I can also empathize with Tom’s doubt that even if models were improved for robustness in terms of number of holdings and (potentially) fewer factors etc. no one would sign up. It just doesn’t look sexy on the backtest graph and for example too many holdings look tedious and costly to trade and bumps in the equity curve are a scary thing.
Possible cures to these trade-offs include (of course) more backtesting data, refrences to tests being performed with longer time frames, disclosure of the approach of designing the model and the number of rules. Maybe the last point is rather personal - I am more skeptical of absolute buy and sell rules than of ranking systems (buy/sell rules may be more prone to disregard changing relative relationships of factors) and more skeptical of 20+ formulae ranking systems (“stylized”) than of <20 formulae ranking systems.

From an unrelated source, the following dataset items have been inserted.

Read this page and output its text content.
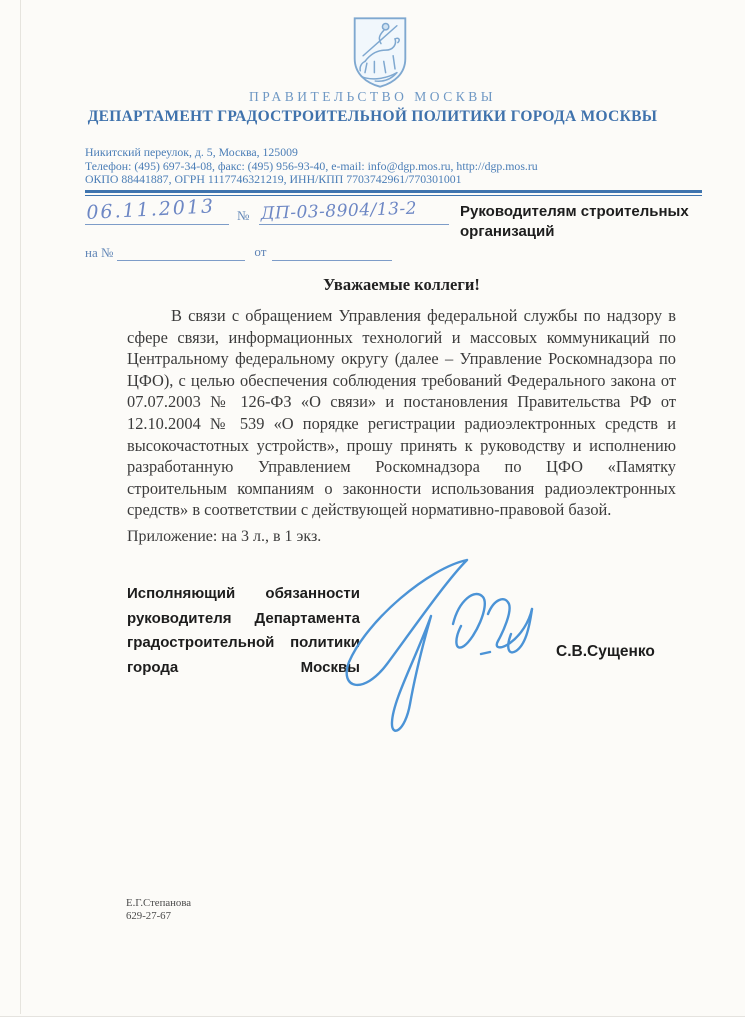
ПРАВИТЕЛЬСТВО МОСКВЫ
ДЕПАРТАМЕНТ ГРАДОСТРОИТЕЛЬНОЙ ПОЛИТИКИ ГОРОДА МОСКВЫ
Никитский переулок, д. 5, Москва, 125009
Телефон: (495) 697-34-08, факс: (495) 956-93-40, e-mail: info@dgp.mos.ru, http://dgp.mos.ru
ОКПО 88441887, ОГРН 1117746321219, ИНН/КПП 7703742961/770301001
06.11.2013 № ДП-03-8904/13-2
на №	от
Руководителям строительных
организаций
Уважаемые коллеги!
В связи с обращением Управления федеральной службы по надзору в сфере связи, информационных технологий и массовых коммуникаций по Центральному федеральному округу (далее – Управление Роскомнадзора по ЦФО), с целью обеспечения соблюдения требований Федерального закона от 07.07.2003 № 126-ФЗ «О связи» и постановления Правительства РФ от 12.10.2004 № 539 «О порядке регистрации радиоэлектронных средств и высокочастотных устройств», прошу принять к руководству и исполнению разработанную Управлением Роскомнадзора по ЦФО «Памятку строительным компаниям о законности использования радиоэлектронных средств» в соответствии с действующей нормативно-правовой базой.
Приложение: на 3 л., в 1 экз.
Исполняющий обязанности
руководителя Департамента
градостроительной политики
города Москвы
С.В.Сущенко
Е.Г.Степанова
629-27-67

1.3) Disclosure vs. secrecy in model building
Once you have built a great model, how do you convince people that it is truly great?
One such related, common discussion on P123 is about market timing. One can built her/his favorite model and then employ a market timing rule as a finishing touch which wipes out all the remaining dips of that specific portfolio. It looks great on the charts and stats, but does it work in the long term? On the other hand, there are many model designers on here that seem to do a very thorough analysis of their market timing models (Denny, geov among others) and can provide good reasons that these systems will work in the future. However, do they really need to disclose the exact rule they are using to convince everyone of its advantages? In the end, the designer’s ideas are proprietary and her/his valuable asset in designing models.
This sub-problem could be solved by more backtesting data, by separate (voluntary or mandatory) display of the universe, of buy/sell/market timing rules or graphs thereof (“signaling”) and by the reputation of the designer.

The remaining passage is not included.